Pode-se dizer sem medo de soar exagerado que o "Compliance" é mais um produto da companhia que, embora não gere vendas, economiza muito dinheiro ao evitar possíveis penalidades e reavaliar a marca e a reputação de qualquer companhia.
No entanto, esta evolução positiva e relevância que tem gerado o "Compliance" internamente em companhias de todos os tipos (grandes, médias e pequenas), não teve o mesmo impacto e desenvolvimento nos escritórios de advocacia. Tive a oportunidade de trabalhar com escritórios de advocacia em grande parte da América Latina e minha percepção é que esse tema e o papel que desempenha para a grande maioria de seus clientes não tem recebido a importância e a atenção que merece.
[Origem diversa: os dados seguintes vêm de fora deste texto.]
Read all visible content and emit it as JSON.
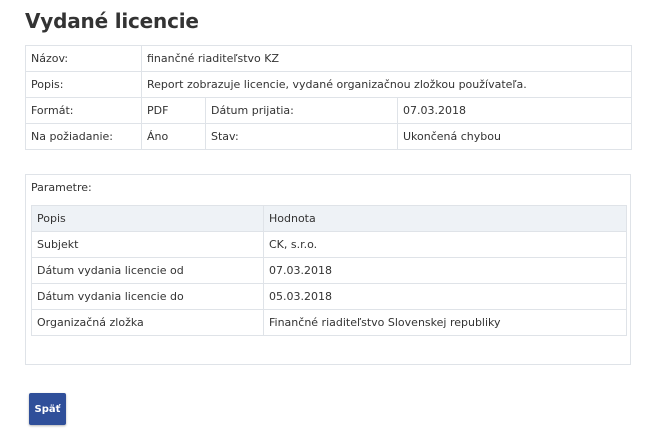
{
  "page": {
    "title": "Vydané licencie"
  },
  "info": {
    "name_label": "Názov:",
    "name_value": "finančné riaditeľstvo KZ",
    "description_label": "Popis:",
    "description_value": "Report zobrazuje licencie, vydané organizačnou zložkou používateľa.",
    "format_label": "Formát:",
    "format_value": "PDF",
    "received_label": "Dátum prijatia:",
    "received_value": "07.03.2018",
    "on_demand_label": "Na požiadanie:",
    "on_demand_value": "Áno",
    "status_label": "Stav:",
    "status_value": "Ukončená chybou"
  },
  "parameters": {
    "label": "Parametre:",
    "columns": [
      "Popis",
      "Hodnota"
    ],
    "rows": [
      [
        "Subjekt",
        "CK, s.r.o."
      ],
      [
        "Dátum vydania licencie od",
        "07.03.2018"
      ],
      [
        "Dátum vydania licencie do",
        "05.03.2018"
      ],
      [
        "Organizačná zložka",
        "Finančné riaditeľstvo Slovenskej republiky"
      ]
    ]
  },
  "actions": {
    "back_label": "Späť"
  },
  "colors": {
    "button_bg": "#2f4f9a",
    "table_border": "#dfe3e8",
    "header_bg": "#eef2f6"
  }
}
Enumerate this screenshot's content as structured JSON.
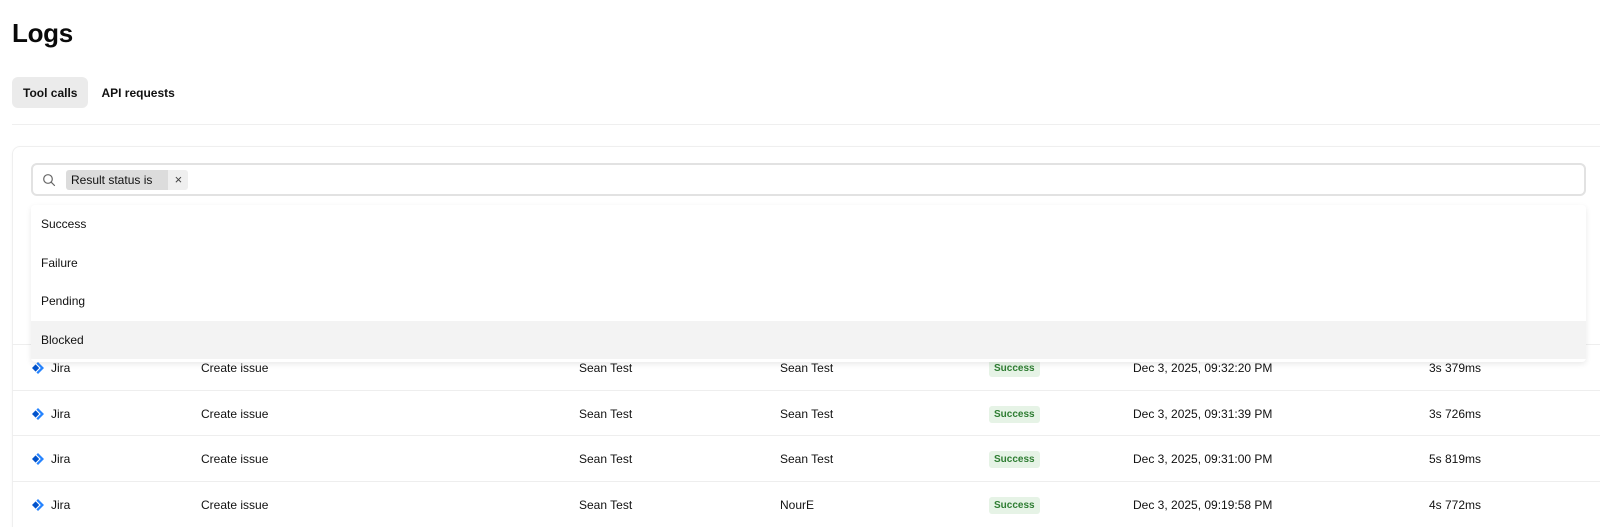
{
  "page": {
    "title": "Logs"
  },
  "tabs": [
    {
      "label": "Tool calls",
      "active": true
    },
    {
      "label": "API requests",
      "active": false
    }
  ],
  "filter": {
    "chip_label": "Result status is",
    "chip_close": "×",
    "input_value": "",
    "placeholder": ""
  },
  "dropdown": {
    "options": [
      "Success",
      "Failure",
      "Pending",
      "Blocked"
    ],
    "highlighted": "Blocked"
  },
  "table": {
    "rows": [
      {
        "source": "Jira",
        "action": "Create issue",
        "user": "Sean Test",
        "actor": "Sean Test",
        "status": "Success",
        "timestamp": "Dec 3, 2025, 09:32:20 PM",
        "duration": "3s 379ms"
      },
      {
        "source": "Jira",
        "action": "Create issue",
        "user": "Sean Test",
        "actor": "Sean Test",
        "status": "Success",
        "timestamp": "Dec 3, 2025, 09:31:39 PM",
        "duration": "3s 726ms"
      },
      {
        "source": "Jira",
        "action": "Create issue",
        "user": "Sean Test",
        "actor": "Sean Test",
        "status": "Success",
        "timestamp": "Dec 3, 2025, 09:31:00 PM",
        "duration": "5s 819ms"
      },
      {
        "source": "Jira",
        "action": "Create issue",
        "user": "Sean Test",
        "actor": "NourE",
        "status": "Success",
        "timestamp": "Dec 3, 2025, 09:19:58 PM",
        "duration": "4s 772ms"
      }
    ]
  },
  "colors": {
    "success_badge_bg": "#e6f3e6",
    "success_badge_text": "#2e7d32",
    "jira_blue": "#2684ff",
    "active_tab_bg": "#ebebeb"
  }
}
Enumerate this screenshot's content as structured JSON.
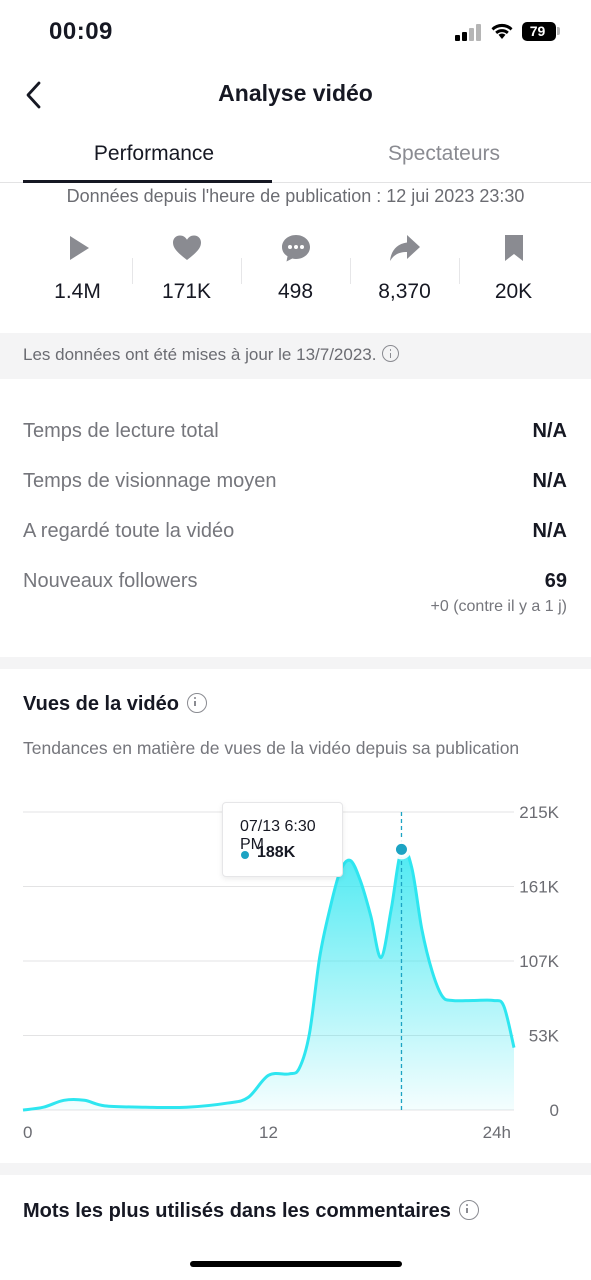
{
  "status_bar": {
    "time": "00:09",
    "battery": "79",
    "icons": [
      "cellular-signal-icon",
      "wifi-icon",
      "battery-icon"
    ]
  },
  "header": {
    "title": "Analyse vidéo",
    "back_icon": "chevron-left-icon"
  },
  "tabs": [
    {
      "label": "Performance",
      "active": true
    },
    {
      "label": "Spectateurs",
      "active": false
    }
  ],
  "published_text": "Données depuis l'heure de publication : 12 jui 2023 23:30",
  "stats": [
    {
      "icon": "play-icon",
      "value": "1.4M"
    },
    {
      "icon": "heart-icon",
      "value": "171K"
    },
    {
      "icon": "comment-icon",
      "value": "498"
    },
    {
      "icon": "share-icon",
      "value": "8,370"
    },
    {
      "icon": "bookmark-icon",
      "value": "20K"
    }
  ],
  "update_note": "Les données ont été mises à jour le 13/7/2023.",
  "metrics": [
    {
      "label": "Temps de lecture total",
      "value": "N/A"
    },
    {
      "label": "Temps de visionnage moyen",
      "value": "N/A"
    },
    {
      "label": "A regardé toute la vidéo",
      "value": "N/A"
    },
    {
      "label": "Nouveaux followers",
      "value": "69",
      "sub": "+0 (contre il y a 1 j)"
    }
  ],
  "views_section": {
    "title": "Vues de la vidéo",
    "description": "Tendances en matière de vues de la vidéo depuis sa publication"
  },
  "tooltip": {
    "date": "07/13 6:30 PM",
    "value": "188K"
  },
  "comments_section": {
    "title": "Mots les plus utilisés dans les commentaires"
  },
  "colors": {
    "accent": "#2ee6f0",
    "tooltip_dot": "#1ca3c3",
    "text_primary": "#161823",
    "text_secondary": "#75767c"
  },
  "chart_data": {
    "type": "area",
    "x_unit": "hours since publication",
    "x_ticks": [
      "0",
      "12",
      "24h"
    ],
    "y_ticks": [
      "0",
      "53K",
      "107K",
      "161K",
      "215K"
    ],
    "ylim": [
      0,
      215000
    ],
    "xlim": [
      0,
      24
    ],
    "grid": true,
    "highlight": {
      "x": 18.5,
      "y": 188000
    },
    "points": [
      [
        0,
        0
      ],
      [
        1,
        2000
      ],
      [
        2,
        7000
      ],
      [
        3,
        7000
      ],
      [
        4,
        3000
      ],
      [
        6,
        2000
      ],
      [
        8,
        2000
      ],
      [
        10,
        5000
      ],
      [
        11,
        9000
      ],
      [
        12,
        25000
      ],
      [
        13,
        26000
      ],
      [
        13.5,
        30000
      ],
      [
        14,
        55000
      ],
      [
        14.5,
        110000
      ],
      [
        15,
        145000
      ],
      [
        15.5,
        172000
      ],
      [
        16,
        180000
      ],
      [
        16.5,
        165000
      ],
      [
        17,
        140000
      ],
      [
        17.5,
        110000
      ],
      [
        18,
        145000
      ],
      [
        18.5,
        188000
      ],
      [
        19,
        175000
      ],
      [
        19.5,
        130000
      ],
      [
        20,
        100000
      ],
      [
        20.5,
        82000
      ],
      [
        21,
        79000
      ],
      [
        22,
        79000
      ],
      [
        23,
        79000
      ],
      [
        23.5,
        75000
      ],
      [
        24,
        45000
      ]
    ]
  }
}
Não gostaria de generalizar, mas só muito recentemente vi como grandes firmas da região começaram a formar equipes e áreas para prestar serviços de “Compliance”. No entanto, essas equipes e áreas não estão em sincronia ou no nível das equipes e profissionais que as empresas (não apenas as grandes) têm em suas equipes internas.
Salvo raras excepções, creio que os escritórios não têm acompanhado os seus clientes nesta evolução e desenvolvimento que tem tido o “Compliance” internamente, mantendo-se focados nas áreas e serviços que tradicionalmente têm prestado. Isso é algo que toda firma deve saber sobre seus clientes e ajudar a desenvolver, pois estamos falando do DNA de cada empresa e que, como vimos anteriormente, é um diferencial competitivo que pode diferenciá-los de seus concorrentes.
Não basta que se incorpore no rol de serviços prestados pela área de “Compliance”, mas sim que realmente entendam como funciona, como impacta positivamente a empresa (seu cliente) e, a partir disso, poder oferecer soluções novas e inovadoras para seus clientes.
Igualmente importante é identificar onde o "Compliance" entra em jogo nas outras áreas e serviços (M&A, Corporativo, Financeiro, etc.) para oferecer soluções mais abrangentes. As equipes que formam e especializam os escritórios de advocacia nesta matéria devem, a meu ver, ser multidisciplinares.
Como disse antes, não quero generalizar, mas acredito que haja um terreno fértil e imensas oportunidades para os escritórios de advocacia se desenvolverem nessa área e entenderem e apoiarem melhor seus clientes e mudarem a forma como se relacionam com eles e prestam seus serviços. .
*Hector Garcia é líder da Bayer de Compliance, Data Privacy e do Compliance Investigation Center na LATAM e Canada.